Unfortunately I'm not in a position to test everything with my old video card (don't have it anymore) or with another monitor.

Any help/advice would be greatly appreciated.

William


----------



## tecknomage (Jan 24, 2008)

Sounds like your video "card" blew up :sigh:

Check *Device Manager*:

Right-click *My Computer*
Select *Manage*
Select *Device Manager* in left pane
Expand *[+] Display adapters* in right pane
Does your video card have a yellow or red icon (indicating a problem)?

Try uninstalling your *nVidia* drivers via *Add/Remove Programs* (*nVidia's* procedure). Also, *nVidia* highly suggest running *Driver Cleaner* to fully uninstall their drivers. THEN reboot.

When you get back to the desktop, *[Cancel] New Hardware Wizard*.

Open *Device Manager* again, you should have the generic *Microsoft VGA drivers* installed.

IF you still have the video problem, your "card" IS bad.

IF this is the on-board video, you can buy a PCI video card and install it. Make sure the PCI works correctly (including updated drivers), then disable the on-board in *BIOS Setup*.


----------



## Wrench97 (May 10, 2008)

I don't believe you have onboard video so (correct me me if I'm wrong) when you say you disabled the Nvidia card you mean you removed the drivers but the monitor was still hooked up to card right?

If so the only way to check the monitor is with another computer either a laptop or desktop will work, If you have to I would take over to a friends and try it.

But I believe your going to find a bad video card.


----------



## stressfreesoul (Mar 17, 2008)

I have been reliably informed on a variety of occasions/forums that the 6600s go bad with age and were prone to failure.

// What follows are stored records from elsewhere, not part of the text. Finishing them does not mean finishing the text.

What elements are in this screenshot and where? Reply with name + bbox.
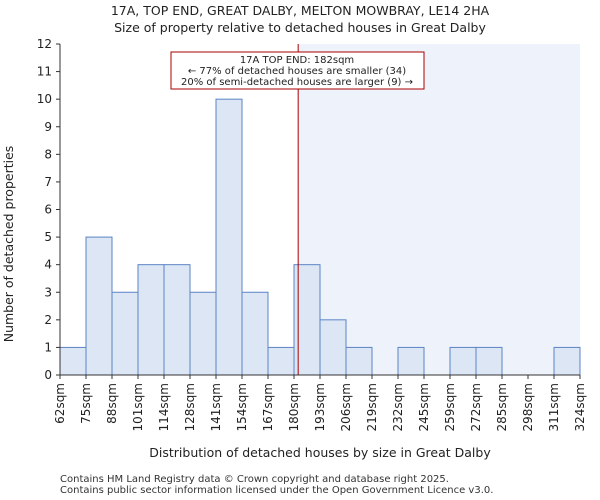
y-tick-label: 4 [44,258,52,272]
y-axis-label: Number of detached properties [1,146,16,343]
x-tick-label: 75sqm [79,383,93,424]
bar-114sqm [163,264,191,376]
bar-88sqm [111,291,139,376]
bar-206sqm [345,346,373,376]
bar-193sqm [319,319,347,376]
y-tick-label: 8 [44,147,52,161]
x-tick-label: 298sqm [521,383,535,431]
bar-259sqm [449,346,477,376]
x-tick-label: 311sqm [547,383,561,431]
x-tick-label: 245sqm [417,383,431,431]
chart-title-line1: 17A, TOP END, GREAT DALBY, MELTON MOWBRA… [111,3,490,18]
x-tick-label: 88sqm [105,383,119,424]
y-tick-label: 6 [44,203,52,217]
footer-line1: Contains HM Land Registry data © Crown c… [60,474,449,485]
x-tick-label: 101sqm [131,383,145,431]
bar-154sqm [241,291,269,376]
x-tick-label: 167sqm [261,383,275,431]
y-tick-label: 3 [44,285,52,299]
x-tick-label: 259sqm [443,383,457,431]
x-axis-label: Distribution of detached houses by size … [149,445,491,460]
y-tick-label: 0 [44,368,52,382]
bar-272sqm [475,346,503,376]
bar-167sqm [267,346,295,376]
annotation-line1: 17A TOP END: 182sqm [240,55,354,66]
annotation-line2: ← 77% of detached houses are smaller (34… [188,66,406,77]
y-tick-label: 7 [44,175,52,189]
bar-128sqm [189,291,217,376]
x-tick-label: 128sqm [183,383,197,431]
x-tick-label: 141sqm [209,383,223,431]
bar-101sqm [137,264,165,376]
y-tick-label: 11 [37,65,52,79]
footer-line2: Contains public sector information licen… [60,485,493,496]
bar-311sqm [553,346,581,376]
annotation-line3: 20% of semi-detached houses are larger (… [181,77,413,88]
annotation-frame [170,51,425,90]
y-tick-label: 1 [44,340,52,354]
y-tick-label: 2 [44,313,52,327]
y-tick-label: 9 [44,120,52,134]
x-tick-label: 324sqm [573,383,587,431]
x-tick-label: 154sqm [235,383,249,431]
x-tick-label: 193sqm [313,383,327,431]
x-tick-label: 180sqm [287,383,301,431]
bar-62sqm [59,346,87,376]
x-tick-label: 62sqm [53,383,67,424]
y-tick-label: 12 [37,37,52,51]
x-tick-label: 114sqm [157,383,171,431]
x-axis-ticks: 62sqm 75sqm 88sqm 101sqm 114sqm 128sqm 141sqm 1… [53,375,587,431]
x-tick-label: 232sqm [391,383,405,431]
y-tick-label: 10 [37,92,52,106]
bar-75sqm [85,236,113,376]
x-tick-label: 219sqm [365,383,379,431]
bar-232sqm [397,346,425,376]
bars-group [59,98,581,376]
bar-141sqm [215,98,243,376]
y-tick-label: 5 [44,230,52,244]
x-tick-label: 206sqm [339,383,353,431]
annotation-box: 17A TOP END: 182sqm ← 77% of detached ho… [170,51,425,90]
x-tick-label: 285sqm [495,383,509,431]
chart-title-line2: Size of property relative to detached ho… [114,20,486,35]
x-tick-label: 272sqm [469,383,483,431]
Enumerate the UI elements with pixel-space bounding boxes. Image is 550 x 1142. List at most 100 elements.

I still have 4 of them. 2 128 and 2 x 256. They arent bad for word processing two pages at once, but thats about it!! The 256Mb versions were a bit better. you could get a replacement for less than $30 if you are thorough.


----------



## Tomken15 (Dec 7, 2011)

tecknomage said:


> Sounds like your video "card" blew up :sigh:
> 
> 
> 
> ...


Just to clear up a point, if the problem is still there with the MS VGA drivers, why does that point to the original card being bad ?


----------



## Wrench97 (May 10, 2008)

This thread is from 2008

Still using the same defective card just different drivers for it.


----------